The concern we often see is the copper jumper wire down in the vault is too small. Using an example of 750kcmil Al conductor, with one-third neutrals: The conductor is good for 510A, which is what the total neutral ampacity is. Using a bare overhead copper ampacity (since this conductor is in air down in the vault), the jumper size needs to be at least 4/0 bare Cu. On the other hand, 1000kcmil Al EPR is on the edge, and 350kcmil bare Cu jumper would be better.
This sounds fairly simple, but in real-life, there can be a lot of ground and neutral jumpers in transformers and vaults, and it can be easy to become confused. Figure 3 and figure 4 provide pictures of typical existing installations.
Tape-Shield Underground Conductor
Since the tape shield’s sole purpose is to shield the cable and since it is not rated to carry the unbalanced neutral current or the short circuit current, it is by design required to be grounded at one end of the cable only. However, to afford safety for people working on these cables, it is grounded at both ends. To protect the cable, a dedicated neutral conductor is run with the other three phase conductors in the same conduit.
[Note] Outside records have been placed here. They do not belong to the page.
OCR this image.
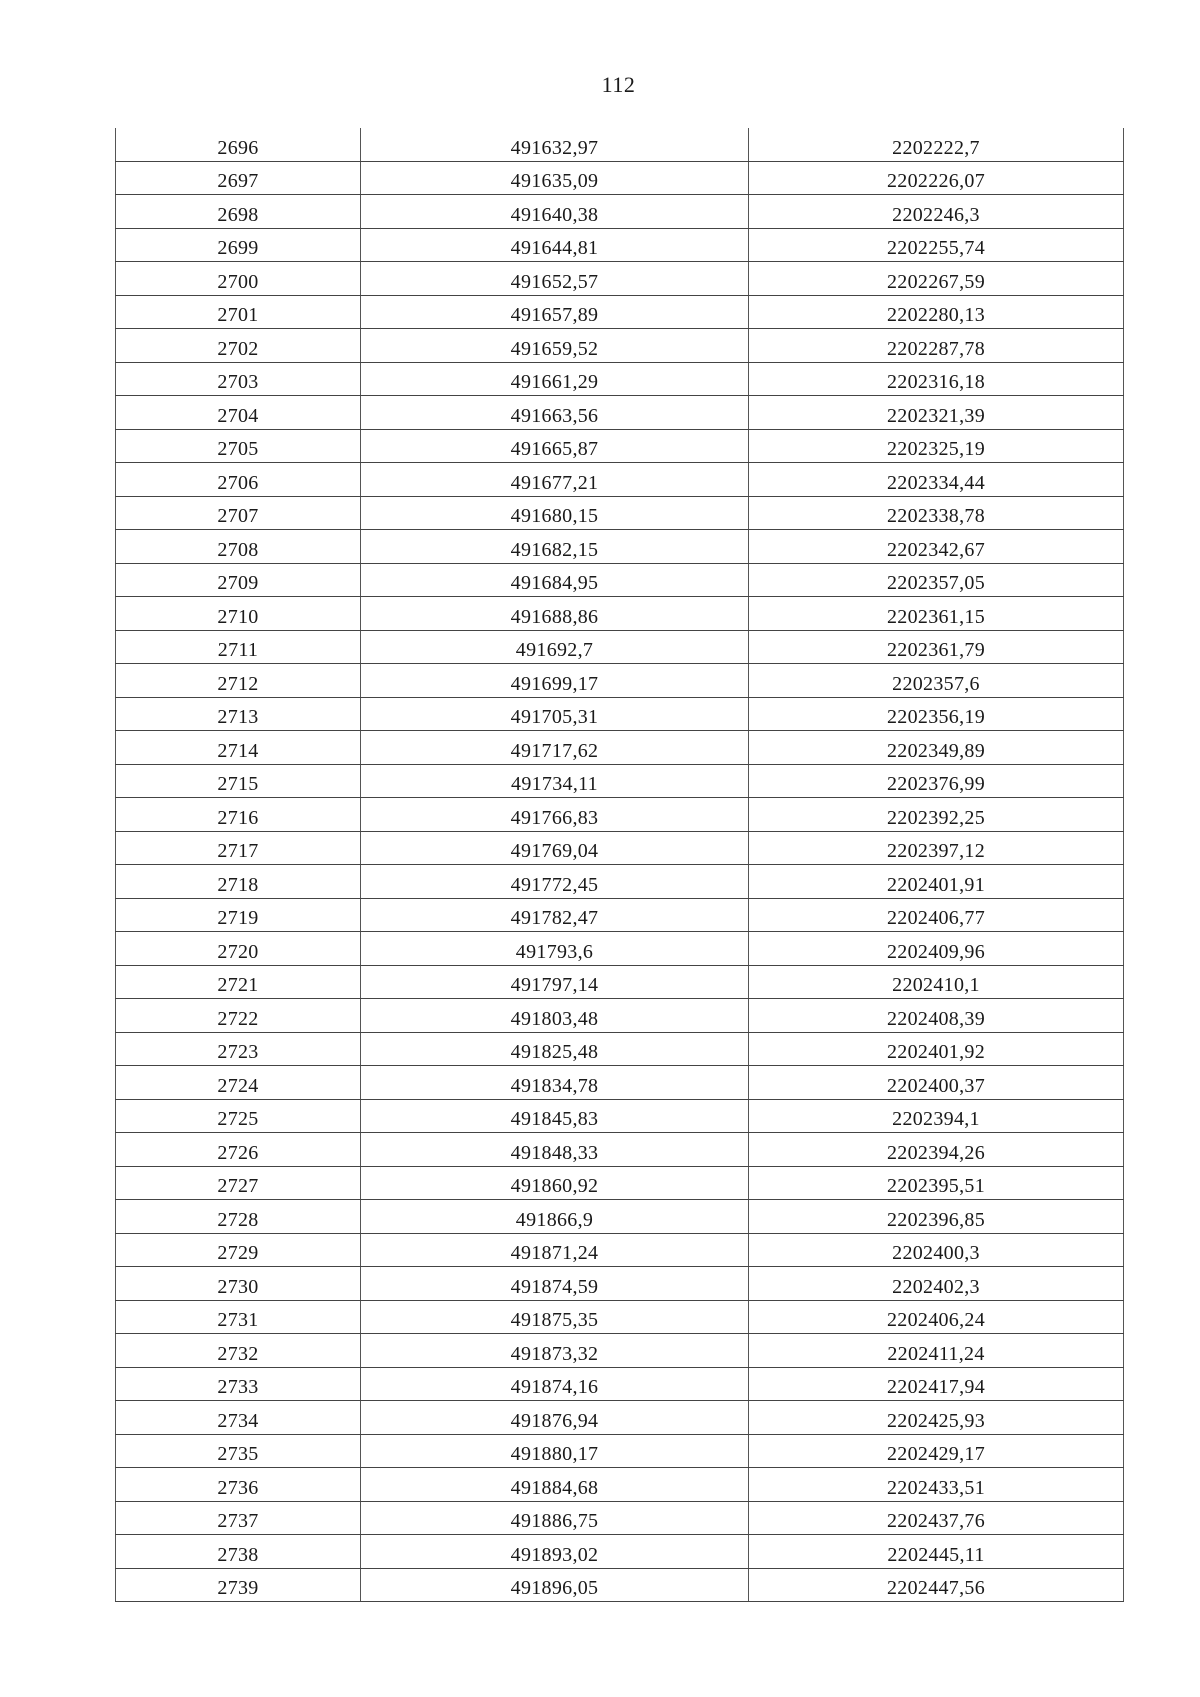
112
2696	491632,97	2202222,7
2697	491635,09	2202226,07
2698	491640,38	2202246,3
2699	491644,81	2202255,74
2700	491652,57	2202267,59
2701	491657,89	2202280,13
2702	491659,52	2202287,78
2703	491661,29	2202316,18
2704	491663,56	2202321,39
2705	491665,87	2202325,19
2706	491677,21	2202334,44
2707	491680,15	2202338,78
2708	491682,15	2202342,67
2709	491684,95	2202357,05
2710	491688,86	2202361,15
2711	491692,7	2202361,79
2712	491699,17	2202357,6
2713	491705,31	2202356,19
2714	491717,62	2202349,89
2715	491734,11	2202376,99
2716	491766,83	2202392,25
2717	491769,04	2202397,12
2718	491772,45	2202401,91
2719	491782,47	2202406,77
2720	491793,6	2202409,96
2721	491797,14	2202410,1
2722	491803,48	2202408,39
2723	491825,48	2202401,92
2724	491834,78	2202400,37
2725	491845,83	2202394,1
2726	491848,33	2202394,26
2727	491860,92	2202395,51
2728	491866,9	2202396,85
2729	491871,24	2202400,3
2730	491874,59	2202402,3
2731	491875,35	2202406,24
2732	491873,32	2202411,24
2733	491874,16	2202417,94
2734	491876,94	2202425,93
2735	491880,17	2202429,17
2736	491884,68	2202433,51
2737	491886,75	2202437,76
2738	491893,02	2202445,11
2739	491896,05	2202447,56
This neutral carries fault current and unbalance current. Therefore, it should be sized the same as a concentric neutral in a typical underground cable. For example, let’s assume we have a 500kcmil Al URD run, which is good for a continuous 420A. With a one-third concentric neutral, all three concentrics together would also have an ampacity of about 420A. This relates to a 500kcmil Cu XHWW 600V insulated neutral (which is good for 430A at 90 deg C per the NEC).
- Follow the electrons!
- Size the neutral to match the neutral it is connected to
- Size the ground adequately for the neutral
- If not sure, treat it and size it like a neutral; remember – safety first!